Patrick Thomas vogue avec Hermès vers les yachts de luxe
21/10/2009 | 11:00 Patrick Thomas est à la tête d'une maison dont le pilotage demande un doigté tout particulier. Hermès est une maison de luxe qui s'est concentrée sur un travail de niches, basé sur un artisanat hautement qualifié. La tâche de Patrick Thomas est de diversifier l'entreprise tout en conservant son caractère d'excellence.
Hermès entend décliner le luxe sous toutes ses formes. Le prestigieux groupe s'est associé à un audacieux cavalier seul de la construction navale, l'Italien Luca Bassani, pour concevoir et fabriquer une nouvelle ligne de yachts de luxe.

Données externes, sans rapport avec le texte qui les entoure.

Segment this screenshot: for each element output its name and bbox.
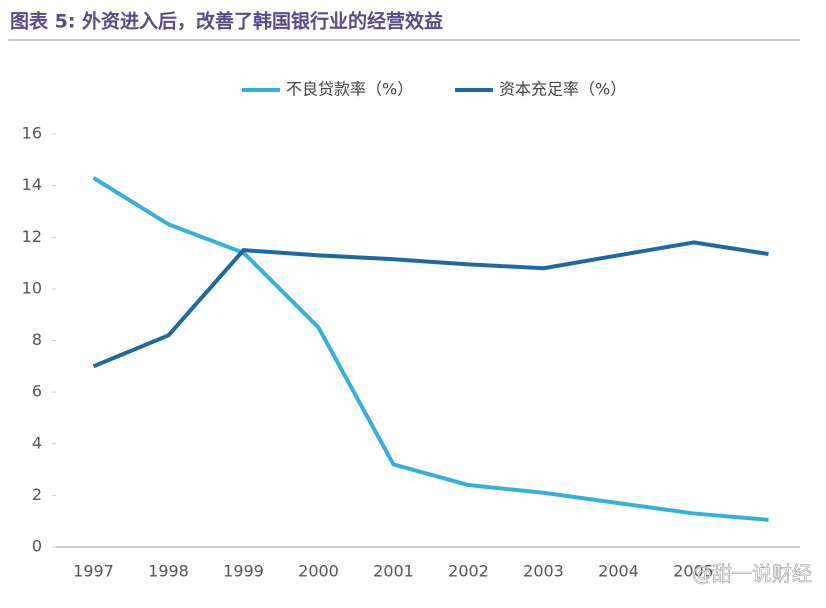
x-tick-label: 2000 bbox=[298, 562, 339, 581]
series-line bbox=[92, 176, 769, 522]
y-tick-label: 4 bbox=[32, 433, 42, 452]
x-tick-label: 2003 bbox=[523, 562, 564, 581]
series-line bbox=[92, 240, 769, 369]
legend-label: 资本充足率（%） bbox=[499, 80, 626, 99]
y-tick-label: 14 bbox=[22, 175, 42, 194]
y-tick-label: 0 bbox=[32, 537, 42, 556]
y-tick-label: 6 bbox=[32, 382, 42, 401]
y-tick-label: 8 bbox=[32, 330, 42, 349]
x-tick-label: 2001 bbox=[373, 562, 414, 581]
x-tick-label: 2004 bbox=[598, 562, 639, 581]
y-tick-label: 10 bbox=[22, 278, 42, 297]
x-tick-label: 1997 bbox=[73, 562, 114, 581]
chart-title: 图表 5: 外资进入后，改善了韩国银行业的经营效益 bbox=[10, 10, 443, 33]
y-tick-label: 12 bbox=[22, 227, 42, 246]
legend-label: 不良贷款率（%） bbox=[286, 80, 413, 99]
x-tick-label: 2002 bbox=[448, 562, 489, 581]
watermark: @甜一说财经 bbox=[692, 562, 812, 586]
y-tick-label: 16 bbox=[22, 124, 42, 143]
y-tick-label: 2 bbox=[32, 485, 42, 504]
x-tick-label: 1999 bbox=[223, 562, 264, 581]
x-tick-label: 2005 bbox=[673, 562, 714, 581]
x-tick-label: 1998 bbox=[148, 562, 189, 581]
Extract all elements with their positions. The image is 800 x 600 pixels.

Bassani est connu pour afficher une originalité remarquable dans le design des navires de sa firme, Wally. Wally donne d'ailleurs la première lettre du projet mené avec Hermès, "WHY", pour Wally-Hermès-Yachts.
Embarqué par un vol spécial à destination d'Ancône, sur l'Adriatique, les reporters du Monde (17/10) ont eu droit à une charmante visite guidée du chantier naval d'où sortiront (peut-être) les futurs palaces flottants.
Patrick Thomas, premier administrateur d'Hermès qui ne soit pas issu de la famille fondatrice, n'est pas un homme frileux devant l'innovation. En 2007, il présentait aux Échos sa feuille de route : « Nous devons aller chercher d'autres clientèles, tant en âge, en CSP qu'en nationalités, le tout en restant sur l'ADN d'Hermès ».
À l'époque, ce navigateur amateur et néanmoins chevronné, avait sûrement déjà en tête une diversification vers le nautisme haut de gamme.
La conception du navire a été pilotée par Bassani et Pierre-Alexis Dumas, patron de la marque Hermès. Et les deux hommes n'ont pas lésiné sur l'originalité. Le yacht - il s'agit en fait d'une maquette grandeur nature pour l'instant - est doté de proportions pachydermiques : 38 mètres de large sur 58 mètres de long.
Sa surface habitable court sur 3.400 m2, de quoi accueillir 12 passagers et 20 hommes d'équipage ou de service. Certes, tous les modèles devraient comporter au moins une piscine et un héliport - le minimum vital pour un milliardaire qui sait recevoir -, mais la taille et les équipements du navire seront totalement modulables et adaptables aux désirs de l'acheteur.
L'amour du sport
Le navire se distingue en outre par son aspect écologique. Nul besoin d'utiliser abusivement l'éclairage électrique avec les 300 m2 de fenêtres et les puits à lumière du navire. Sur le pont supérieur, 900 m2 de panneaux solaires thermovoltaïques permettent d'utiliser deux fois moins de fioul que sur un yacht classique et le navire peut hisser une voile de propulsion géante conçue tout spécialement.
Avec un prix équivalent à un ou deux chasseurs Rafale, le navire n'a pas encore été vendu, même s'il suffirait d'une seule commande pour rendre l'aventure rentable. Mais quoi qu'il en soit, Patrick Thomas est beau joueur : « Arrivant au creux de la vague financière, rien ne nous dit que nous trouverons des clients, même si l'on sait que les grandes fortunes, même réduites, restent des grandes fortunes (...) Si nous n'en vendons pas parce que la forme s'avère trop en rupture avec le modèle traditionnel du yacht, nous aurons au moins fait avancer la réflexion sur ce que peut être un bateau de plaisance ».